Terkenal karena gol, keterampilan dan fleksibilitasnya, kecemerlangan Di Stéfano menerangi sepak bola Argentina, Kolombia dan khususnya Spanyol antara tahun 1943 dan 1966, periode di mana ia mencetak 789 gol dalam 1.090 pertandingan. Dia adalah legenda terbesar Real Madrid di lima Piala Eropa, dan sampai hari-hari terakhirnya dia menjabat sebagai presiden kehormatan klub. Striker asal Argentina ini terpilih sebagai pemain terbaik di Eropa pada tahun 1957 dan 1959.
Urusan besarnya yang belum selesai adalah kejuaraan dunia.

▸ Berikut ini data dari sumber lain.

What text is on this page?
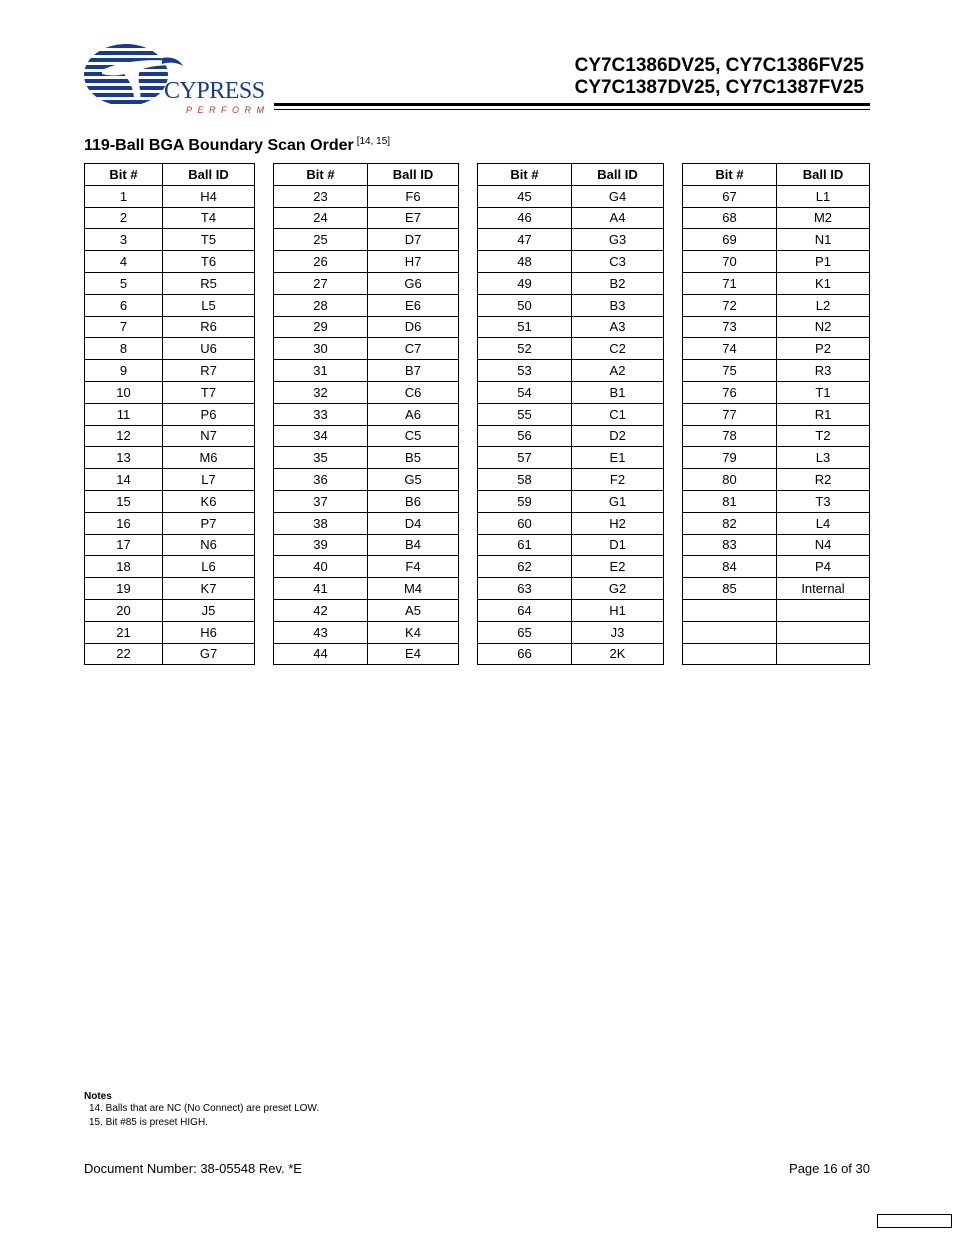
CYPRESS
PERFORM
CY7C1386DV25, CY7C1386FV25
CY7C1387DV25, CY7C1387FV25
119-Ball BGA Boundary Scan Order [14, 15]
Bit #	Ball ID
1	H4
2	T4
3	T5
4	T6
5	R5
6	L5
7	R6
8	U6
9	R7
10	T7
11	P6
12	N7
13	M6
14	L7
15	K6
16	P7
17	N6
18	L6
19	K7
20	J5
21	H6
22	G7
Bit #	Ball ID
23	F6
24	E7
25	D7
26	H7
27	G6
28	E6
29	D6
30	C7
31	B7
32	C6
33	A6
34	C5
35	B5
36	G5
37	B6
38	D4
39	B4
40	F4
41	M4
42	A5
43	K4
44	E4
Bit #	Ball ID
45	G4
46	A4
47	G3
48	C3
49	B2
50	B3
51	A3
52	C2
53	A2
54	B1
55	C1
56	D2
57	E1
58	F2
59	G1
60	H2
61	D1
62	E2
63	G2
64	H1
65	J3
66	2K
Bit #	Ball ID
67	L1
68	M2
69	N1
70	P1
71	K1
72	L2
73	N2
74	P2
75	R3
76	T1
77	R1
78	T2
79	L3
80	R2
81	T3
82	L4
83	N4
84	P4
85	Internal

Notes
14. Balls that are NC (No Connect) are preset LOW.
15. Bit #85 is preset HIGH.
Document Number: 38-05548 Rev. *E	Page 16 of 30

Dia mengenakan seragam nasional Argentina, Spanyol dan Kolombia, tetapi tidak pernah bermain di Piala Dunia. Sesuatu yang bagaimanapun tidak menghalanginya untuk dianggap sebagai salah satu yang terhebat dalam sejarah sepak bola, bersama dengan raksasa seperti Diego Maradona atau Pelé.
Berbasis di Madrid sejak tahun 1950an, Di Stéfano adalah pesepakbola yang lebih dicintai di Spanyol dibandingkan di negara asalnya, Argentina.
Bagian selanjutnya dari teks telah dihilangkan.